When Abogo sits down behind his desk in the Ethiopian capital, Addis Ababa, at that time these and others will be in the in-tray. A former minister of finance and economy in his endemic Equatorial Guinea and, more recently, country manager for the African Development Bank Group in Mozambique, Abogo comes to the job clear-eyed about the task.
Abogo’s second item on his list is priorities to set out some focus areas for his next three-year term. Several focus areas mean the secretariat can have much more effort on those specific areas than it can while it expends itself too thin. Among three organizations, Abogo is looking at publicizing expanded synergy.
Enhanced synergy means, for example, in the future the AUC will not have to combat to get the information it needs to evaluate the effectuation of its ongoing Agenda 2063 when Africa Development and UNECA have so much of it.
In 1989, at that time, the idea of having a joint secretariat was first mooted, although until 2010, the three organizations determined to execute it wasn’t fully.
Harmoniously effort for higher effect, which will reduce replication and assure a coordinated. Certainly, abstractly, three agendas are harmonized; the African Development Bank’s High Fives are a catalyst for both Agenda 2063 and the SDGs.

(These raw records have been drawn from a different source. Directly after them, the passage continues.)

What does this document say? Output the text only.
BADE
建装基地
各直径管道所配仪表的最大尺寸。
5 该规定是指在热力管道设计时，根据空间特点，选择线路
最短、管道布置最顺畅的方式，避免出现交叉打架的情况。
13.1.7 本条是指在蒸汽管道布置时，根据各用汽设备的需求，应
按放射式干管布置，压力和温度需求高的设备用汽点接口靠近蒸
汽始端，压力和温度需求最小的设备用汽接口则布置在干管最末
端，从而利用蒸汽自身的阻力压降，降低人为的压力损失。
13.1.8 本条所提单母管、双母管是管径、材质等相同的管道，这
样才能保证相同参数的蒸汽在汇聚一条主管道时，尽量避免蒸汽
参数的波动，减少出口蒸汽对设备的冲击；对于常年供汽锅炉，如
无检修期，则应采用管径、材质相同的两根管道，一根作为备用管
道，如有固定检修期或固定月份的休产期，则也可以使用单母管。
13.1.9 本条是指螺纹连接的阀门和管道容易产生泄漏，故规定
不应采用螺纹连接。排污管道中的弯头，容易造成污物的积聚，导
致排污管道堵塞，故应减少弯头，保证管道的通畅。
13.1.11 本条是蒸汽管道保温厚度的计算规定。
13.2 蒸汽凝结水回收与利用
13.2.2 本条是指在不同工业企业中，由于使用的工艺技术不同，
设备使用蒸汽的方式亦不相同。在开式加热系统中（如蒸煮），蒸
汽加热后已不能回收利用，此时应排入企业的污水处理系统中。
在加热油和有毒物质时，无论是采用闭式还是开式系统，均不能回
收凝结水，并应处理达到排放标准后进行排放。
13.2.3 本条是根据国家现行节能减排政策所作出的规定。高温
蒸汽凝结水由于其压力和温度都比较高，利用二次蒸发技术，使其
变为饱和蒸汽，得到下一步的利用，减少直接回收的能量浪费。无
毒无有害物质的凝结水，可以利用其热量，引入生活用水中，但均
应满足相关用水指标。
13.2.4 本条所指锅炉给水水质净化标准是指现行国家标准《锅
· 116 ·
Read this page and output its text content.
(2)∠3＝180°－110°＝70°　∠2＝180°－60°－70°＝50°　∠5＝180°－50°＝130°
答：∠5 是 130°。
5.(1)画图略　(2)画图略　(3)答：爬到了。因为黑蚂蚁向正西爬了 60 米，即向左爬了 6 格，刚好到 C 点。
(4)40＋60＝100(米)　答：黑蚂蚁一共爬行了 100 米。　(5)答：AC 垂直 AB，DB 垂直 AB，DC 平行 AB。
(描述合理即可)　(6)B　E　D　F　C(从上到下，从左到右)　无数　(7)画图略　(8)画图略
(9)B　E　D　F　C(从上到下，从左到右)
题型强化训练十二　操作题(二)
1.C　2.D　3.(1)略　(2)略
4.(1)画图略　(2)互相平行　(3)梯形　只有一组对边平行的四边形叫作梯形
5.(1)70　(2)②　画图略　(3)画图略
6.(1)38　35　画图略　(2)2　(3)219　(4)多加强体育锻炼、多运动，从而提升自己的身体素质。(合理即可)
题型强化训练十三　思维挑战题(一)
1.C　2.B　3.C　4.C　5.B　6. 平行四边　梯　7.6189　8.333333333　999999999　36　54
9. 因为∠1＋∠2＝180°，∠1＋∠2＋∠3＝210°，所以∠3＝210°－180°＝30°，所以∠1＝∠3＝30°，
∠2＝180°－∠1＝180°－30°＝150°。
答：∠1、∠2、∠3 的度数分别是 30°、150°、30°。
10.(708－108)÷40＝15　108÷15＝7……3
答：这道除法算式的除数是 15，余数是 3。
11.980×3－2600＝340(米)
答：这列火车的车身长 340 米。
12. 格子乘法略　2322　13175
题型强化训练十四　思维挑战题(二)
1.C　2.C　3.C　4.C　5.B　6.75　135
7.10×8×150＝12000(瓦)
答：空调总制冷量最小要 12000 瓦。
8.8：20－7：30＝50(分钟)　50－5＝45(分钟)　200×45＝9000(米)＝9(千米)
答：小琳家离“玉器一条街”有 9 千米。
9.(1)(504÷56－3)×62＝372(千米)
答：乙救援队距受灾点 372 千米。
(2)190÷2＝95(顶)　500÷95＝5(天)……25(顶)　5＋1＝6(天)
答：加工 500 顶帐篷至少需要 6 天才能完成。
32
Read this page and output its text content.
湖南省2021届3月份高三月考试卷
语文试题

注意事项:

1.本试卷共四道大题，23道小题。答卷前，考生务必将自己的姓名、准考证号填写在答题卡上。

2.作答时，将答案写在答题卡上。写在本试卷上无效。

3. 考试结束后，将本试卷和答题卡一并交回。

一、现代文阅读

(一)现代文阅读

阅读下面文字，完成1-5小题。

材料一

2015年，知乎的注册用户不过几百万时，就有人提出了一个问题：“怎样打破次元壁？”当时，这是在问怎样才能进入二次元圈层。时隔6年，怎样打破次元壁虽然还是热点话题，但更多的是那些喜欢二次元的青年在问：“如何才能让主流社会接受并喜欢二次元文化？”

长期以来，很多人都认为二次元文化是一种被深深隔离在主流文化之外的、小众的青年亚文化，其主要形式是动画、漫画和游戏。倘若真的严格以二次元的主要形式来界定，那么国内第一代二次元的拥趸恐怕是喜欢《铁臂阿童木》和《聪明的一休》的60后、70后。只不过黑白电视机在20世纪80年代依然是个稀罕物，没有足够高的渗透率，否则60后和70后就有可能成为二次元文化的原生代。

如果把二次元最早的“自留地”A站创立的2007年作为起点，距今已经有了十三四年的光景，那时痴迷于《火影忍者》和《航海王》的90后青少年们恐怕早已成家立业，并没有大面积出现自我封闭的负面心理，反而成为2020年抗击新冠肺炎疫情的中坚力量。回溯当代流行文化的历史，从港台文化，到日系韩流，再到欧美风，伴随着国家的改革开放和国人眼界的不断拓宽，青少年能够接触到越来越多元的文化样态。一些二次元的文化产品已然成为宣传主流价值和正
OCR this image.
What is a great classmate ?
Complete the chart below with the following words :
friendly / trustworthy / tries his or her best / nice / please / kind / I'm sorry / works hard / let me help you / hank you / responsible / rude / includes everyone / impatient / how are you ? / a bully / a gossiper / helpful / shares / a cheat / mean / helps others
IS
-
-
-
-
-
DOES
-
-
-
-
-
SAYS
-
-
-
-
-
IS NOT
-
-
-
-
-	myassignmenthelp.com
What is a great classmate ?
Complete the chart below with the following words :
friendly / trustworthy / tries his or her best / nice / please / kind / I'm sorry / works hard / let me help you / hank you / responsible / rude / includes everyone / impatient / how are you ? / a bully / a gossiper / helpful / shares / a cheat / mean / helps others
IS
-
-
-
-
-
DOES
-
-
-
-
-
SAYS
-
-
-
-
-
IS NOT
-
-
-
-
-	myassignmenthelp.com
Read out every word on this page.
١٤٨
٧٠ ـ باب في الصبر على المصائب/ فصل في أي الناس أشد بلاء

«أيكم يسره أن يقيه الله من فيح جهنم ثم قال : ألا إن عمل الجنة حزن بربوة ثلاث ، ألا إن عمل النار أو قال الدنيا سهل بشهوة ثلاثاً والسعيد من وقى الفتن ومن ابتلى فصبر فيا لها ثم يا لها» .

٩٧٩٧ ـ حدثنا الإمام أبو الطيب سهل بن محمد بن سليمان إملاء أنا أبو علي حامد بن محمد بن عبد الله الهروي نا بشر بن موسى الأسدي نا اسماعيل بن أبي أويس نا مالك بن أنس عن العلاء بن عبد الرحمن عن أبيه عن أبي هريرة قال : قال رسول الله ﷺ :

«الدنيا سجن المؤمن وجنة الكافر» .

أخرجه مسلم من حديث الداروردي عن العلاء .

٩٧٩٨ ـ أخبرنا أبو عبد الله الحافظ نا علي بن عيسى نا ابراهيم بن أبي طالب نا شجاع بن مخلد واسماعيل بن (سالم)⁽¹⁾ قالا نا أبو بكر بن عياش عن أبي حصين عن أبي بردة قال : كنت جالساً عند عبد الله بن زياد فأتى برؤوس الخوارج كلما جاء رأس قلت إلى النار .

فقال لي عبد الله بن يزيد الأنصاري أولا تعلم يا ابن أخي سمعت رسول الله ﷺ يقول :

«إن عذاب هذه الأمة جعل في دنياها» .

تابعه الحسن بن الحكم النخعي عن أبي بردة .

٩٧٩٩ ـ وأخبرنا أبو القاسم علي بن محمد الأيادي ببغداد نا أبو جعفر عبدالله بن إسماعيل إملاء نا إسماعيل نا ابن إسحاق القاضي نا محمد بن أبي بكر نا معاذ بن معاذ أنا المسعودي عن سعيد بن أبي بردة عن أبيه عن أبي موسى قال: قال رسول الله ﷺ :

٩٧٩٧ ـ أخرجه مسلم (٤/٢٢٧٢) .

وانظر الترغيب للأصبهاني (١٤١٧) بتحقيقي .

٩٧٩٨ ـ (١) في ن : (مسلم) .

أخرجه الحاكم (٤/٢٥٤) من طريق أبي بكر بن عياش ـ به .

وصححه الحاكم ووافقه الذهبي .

The secretariat executes through five technical working groups. They feature one for agriculture, food security, industry, and trade, Agenda 2063, and another for infrastructure and energy. All these working groups cooperate with the relevant units from three principal organizations to ensure they work off the same page.
Abogo assumes agreements are possible as “they all speak the same language and operate in pretty much the same environment.”
Across the continent would serve as another sign of improvement, which Abogo assumes is developed domestic resource mobilization. However, depending on international organizations to fill the gap in their allocation and fund development, African nations have long sacrificed to generate sufficient local resources. The obstacles are highly attributed to illicit financial outflows, which prevent countries from fully capitalizing on their resources and inhibit governments.
Eventually, he desires his leadership to convey synergies and a convergence of different viewpoints.